Flow and Fusion

I began shooting my FLOW AND FUSION series in 1989, during the last gaps of Japan’s “bubble economy.” The atmosphere was not chaotic so much as rarefied. And at nineteen I was, quite simply, suffocating.
Initially I focused on rush hour crowds in and around Tokyo, at urban nexus like Shinjuku, Shibuya, Shimo-Kitazawa, Takadanobaba, Funabashi, Yokohama.
Photographing as if possessed, with hardly a life of my own, it was now or never. Such was my desperate conviction at the time, I just knew that otherwise I’d lose the chance to come to grips with myself and the world. Not that I’m the quick-and easy “snapshot” type; from the beginning I used a tripod and slow shutter speeds, a direction in photography that came to me naturally. I suppose I wanted to dissolve the boundaries and conventions that separate people.
At such slow shutter speeds, anyone moving would dissolve and blur like water or smoke. The more I continued taking masses of these pictures, at some point everything started to look different to me. The strange thing was, I began to see those amorphous, particulate, almost molecular-level images of people as revelations of their real being.
And just maybe I myself was another particle in it all?
Human existence is extremely subtle, irregular and tenuous. People don’t stop at fixed outlines, yet each retains some symmetry (in fact, they almost resemble silver particles on film glimpsed through a magnifying glass in the darkroom.) Seen through such photographs, our humanity was somehow strikingly beautiful.

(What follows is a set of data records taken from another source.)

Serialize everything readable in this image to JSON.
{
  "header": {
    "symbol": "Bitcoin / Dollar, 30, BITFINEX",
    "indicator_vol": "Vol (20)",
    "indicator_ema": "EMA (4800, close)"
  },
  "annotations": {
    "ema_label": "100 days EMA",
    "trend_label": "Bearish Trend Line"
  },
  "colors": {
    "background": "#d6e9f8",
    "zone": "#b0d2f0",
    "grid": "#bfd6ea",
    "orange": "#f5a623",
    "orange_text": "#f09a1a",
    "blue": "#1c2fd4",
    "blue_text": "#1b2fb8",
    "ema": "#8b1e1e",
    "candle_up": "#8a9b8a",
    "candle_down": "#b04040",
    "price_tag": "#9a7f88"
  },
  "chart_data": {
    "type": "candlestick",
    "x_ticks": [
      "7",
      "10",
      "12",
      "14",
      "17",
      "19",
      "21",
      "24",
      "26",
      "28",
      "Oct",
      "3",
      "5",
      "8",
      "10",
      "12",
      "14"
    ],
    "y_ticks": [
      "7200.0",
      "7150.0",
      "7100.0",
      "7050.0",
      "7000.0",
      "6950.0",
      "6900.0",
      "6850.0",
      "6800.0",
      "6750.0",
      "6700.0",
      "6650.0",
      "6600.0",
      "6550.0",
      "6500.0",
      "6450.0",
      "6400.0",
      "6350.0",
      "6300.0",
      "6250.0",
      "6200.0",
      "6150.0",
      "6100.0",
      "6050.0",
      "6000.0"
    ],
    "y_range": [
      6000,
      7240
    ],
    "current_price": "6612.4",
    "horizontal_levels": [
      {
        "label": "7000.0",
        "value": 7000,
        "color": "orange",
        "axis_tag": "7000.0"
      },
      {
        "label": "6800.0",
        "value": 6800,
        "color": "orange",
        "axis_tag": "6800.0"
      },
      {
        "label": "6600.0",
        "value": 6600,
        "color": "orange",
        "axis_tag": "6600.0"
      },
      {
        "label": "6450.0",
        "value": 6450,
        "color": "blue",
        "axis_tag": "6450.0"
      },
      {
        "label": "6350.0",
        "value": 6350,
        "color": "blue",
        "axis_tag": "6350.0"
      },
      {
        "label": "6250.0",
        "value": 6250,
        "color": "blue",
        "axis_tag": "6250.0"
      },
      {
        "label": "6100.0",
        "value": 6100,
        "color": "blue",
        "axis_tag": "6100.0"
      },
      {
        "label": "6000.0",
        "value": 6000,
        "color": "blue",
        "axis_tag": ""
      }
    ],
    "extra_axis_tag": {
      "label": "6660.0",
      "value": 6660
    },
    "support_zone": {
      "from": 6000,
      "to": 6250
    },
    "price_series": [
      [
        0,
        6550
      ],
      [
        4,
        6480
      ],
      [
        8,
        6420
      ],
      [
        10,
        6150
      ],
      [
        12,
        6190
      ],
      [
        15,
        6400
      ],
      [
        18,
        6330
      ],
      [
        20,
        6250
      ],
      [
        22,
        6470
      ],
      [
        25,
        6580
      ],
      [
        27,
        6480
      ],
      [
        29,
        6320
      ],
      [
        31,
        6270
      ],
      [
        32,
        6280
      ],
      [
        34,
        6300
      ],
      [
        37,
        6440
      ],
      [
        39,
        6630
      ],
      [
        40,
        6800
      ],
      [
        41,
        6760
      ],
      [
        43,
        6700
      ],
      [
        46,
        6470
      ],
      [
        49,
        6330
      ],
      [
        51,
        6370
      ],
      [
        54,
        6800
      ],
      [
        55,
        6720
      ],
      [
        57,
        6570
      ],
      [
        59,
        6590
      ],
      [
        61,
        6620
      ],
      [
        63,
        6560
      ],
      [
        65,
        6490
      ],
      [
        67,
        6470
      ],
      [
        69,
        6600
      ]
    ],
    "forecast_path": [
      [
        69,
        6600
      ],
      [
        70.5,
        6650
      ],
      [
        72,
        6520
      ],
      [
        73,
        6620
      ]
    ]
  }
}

Very minute and indefinite, yet most certainly “here we are.” And just as certainly, “here is the world.” I felt as if I were seeing everything, myself and others, again through newborn eyes.
And a beautiful world it is.

Ken Kitano 2010

*1
I generally use 6×7 or 645 Brownie camera.
Since these works were all taken waling through the city, mostly in crowds, the Brownie’s mobility mattered more than sharpness.
Basically, I shot long exposures ranging from a few seconds to several hours, though the fireworks were double exposures: 30 minutes during daytime, then waiting until night to shoot again in the same location.
Starting from rush hour station crowds, I gradually shifted toward more open spaces, then to plants, fire, the sun and moon so as to view the city via organic elements.